The test (payload size 55KB) ran for about 8 minutes where few requests had timed-out (could see in JMeter GUI). On filtering the requests in the PCAP captured with the unique identifier , I was able to find the trace for 3 requests with the below reason for GOAWAY (GOAWAY.pcap attached) 
 *) FRAME_SIZE_ERROR:The payload is [2128653] bytes long but the maximum frame size is [16384]
 *) PROTOCOL_ERROR  :Connection [7004], Stream [1], The content length header value [56,465] does not agree with the size of the data received [56,466]
 *) PROTOCOL_ERROR  :Connection [7092], Stream [1], The content length header value [56,466] does not agree with the size of the data received [56,466]


Specs:
Windows 10 
Processor:Intel(R) Core(TM) i5-8350U CPU @ 1.70GHz 1.90GHz
RAM:16 GB
System Type : 64 bit

Please let me know in case of further inputs.
Thanks in advance!
Comment 19 Arshiya 2020-12-11 04:26:35 UTC
Created attachment 37600 [details]
PCAP with Goaway
Comment 20 Mark Thomas 2020-12-11 17:45:25 UTC
Looks like there is still an issue related to the HPACK decoder. I can see a debug log where the decoder reports a content-length that is not consistent with the value shown in the Wireshark trace. Still trying to figure out how this is happening.
Comment 21 Mark Thomas 2021-01-14 17:08:44 UTC
Found it. It wasn't in the HPACK decoder at all.

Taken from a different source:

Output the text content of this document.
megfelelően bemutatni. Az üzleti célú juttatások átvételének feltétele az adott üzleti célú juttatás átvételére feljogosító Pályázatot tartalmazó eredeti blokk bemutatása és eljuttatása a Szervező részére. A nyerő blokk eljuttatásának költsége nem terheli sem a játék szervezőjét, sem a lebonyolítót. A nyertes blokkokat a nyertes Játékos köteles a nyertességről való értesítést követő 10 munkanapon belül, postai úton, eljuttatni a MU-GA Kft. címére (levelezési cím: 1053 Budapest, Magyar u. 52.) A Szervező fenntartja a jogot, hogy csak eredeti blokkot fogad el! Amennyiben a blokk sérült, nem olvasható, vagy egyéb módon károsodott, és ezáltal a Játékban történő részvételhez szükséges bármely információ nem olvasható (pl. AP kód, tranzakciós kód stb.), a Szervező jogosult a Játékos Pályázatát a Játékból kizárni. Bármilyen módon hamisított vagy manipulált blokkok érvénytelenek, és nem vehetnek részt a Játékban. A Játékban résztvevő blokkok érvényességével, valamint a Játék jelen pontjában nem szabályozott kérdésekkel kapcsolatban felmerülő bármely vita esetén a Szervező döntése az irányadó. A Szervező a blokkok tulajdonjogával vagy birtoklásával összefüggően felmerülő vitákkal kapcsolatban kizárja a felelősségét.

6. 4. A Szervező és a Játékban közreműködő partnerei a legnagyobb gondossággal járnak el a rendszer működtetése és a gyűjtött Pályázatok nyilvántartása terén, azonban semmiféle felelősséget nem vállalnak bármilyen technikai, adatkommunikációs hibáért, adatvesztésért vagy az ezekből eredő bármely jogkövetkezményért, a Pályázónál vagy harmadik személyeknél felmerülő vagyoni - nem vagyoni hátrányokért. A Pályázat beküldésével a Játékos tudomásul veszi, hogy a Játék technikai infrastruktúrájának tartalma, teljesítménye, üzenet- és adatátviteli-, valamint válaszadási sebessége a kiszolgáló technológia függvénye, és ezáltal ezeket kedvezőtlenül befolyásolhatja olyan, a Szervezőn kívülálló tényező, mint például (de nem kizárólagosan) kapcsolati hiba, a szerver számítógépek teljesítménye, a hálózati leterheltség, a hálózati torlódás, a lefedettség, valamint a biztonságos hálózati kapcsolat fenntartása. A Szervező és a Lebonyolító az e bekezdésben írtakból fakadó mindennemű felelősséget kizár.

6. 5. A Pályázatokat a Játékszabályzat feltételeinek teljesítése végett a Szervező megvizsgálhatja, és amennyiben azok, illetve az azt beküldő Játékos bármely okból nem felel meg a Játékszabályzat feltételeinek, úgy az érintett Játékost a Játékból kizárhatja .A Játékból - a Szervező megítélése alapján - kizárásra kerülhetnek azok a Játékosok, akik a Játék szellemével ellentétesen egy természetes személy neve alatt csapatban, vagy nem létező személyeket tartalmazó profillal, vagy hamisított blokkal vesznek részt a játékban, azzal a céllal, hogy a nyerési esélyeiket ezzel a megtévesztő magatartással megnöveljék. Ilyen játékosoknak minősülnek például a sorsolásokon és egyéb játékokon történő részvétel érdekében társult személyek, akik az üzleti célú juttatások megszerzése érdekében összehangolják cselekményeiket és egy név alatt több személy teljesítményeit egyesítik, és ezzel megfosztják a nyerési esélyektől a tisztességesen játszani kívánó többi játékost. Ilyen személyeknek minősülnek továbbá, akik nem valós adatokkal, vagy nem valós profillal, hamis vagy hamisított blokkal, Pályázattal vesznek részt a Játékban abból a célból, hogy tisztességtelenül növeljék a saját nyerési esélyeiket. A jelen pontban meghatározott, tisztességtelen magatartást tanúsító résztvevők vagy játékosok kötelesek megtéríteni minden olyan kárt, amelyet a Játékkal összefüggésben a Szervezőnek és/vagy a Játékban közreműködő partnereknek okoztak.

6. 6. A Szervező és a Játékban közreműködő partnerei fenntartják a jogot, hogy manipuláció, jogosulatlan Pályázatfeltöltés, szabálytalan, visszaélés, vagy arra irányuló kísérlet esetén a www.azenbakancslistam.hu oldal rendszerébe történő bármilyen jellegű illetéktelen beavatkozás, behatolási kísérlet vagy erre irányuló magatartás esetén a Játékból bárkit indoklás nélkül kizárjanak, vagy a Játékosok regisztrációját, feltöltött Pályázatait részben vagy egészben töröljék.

I've applied a patch and I can no longer get the test case to fail. Could you retest with a new 9.0.x build?
Comment 22 Mark Thomas 2021-01-22 16:53:17 UTC
I am going to assume that the recent commit fixed this. If this is not the case please do re-open but I think we'd need a new test case in that case as I can no longer trigger any errors with this one.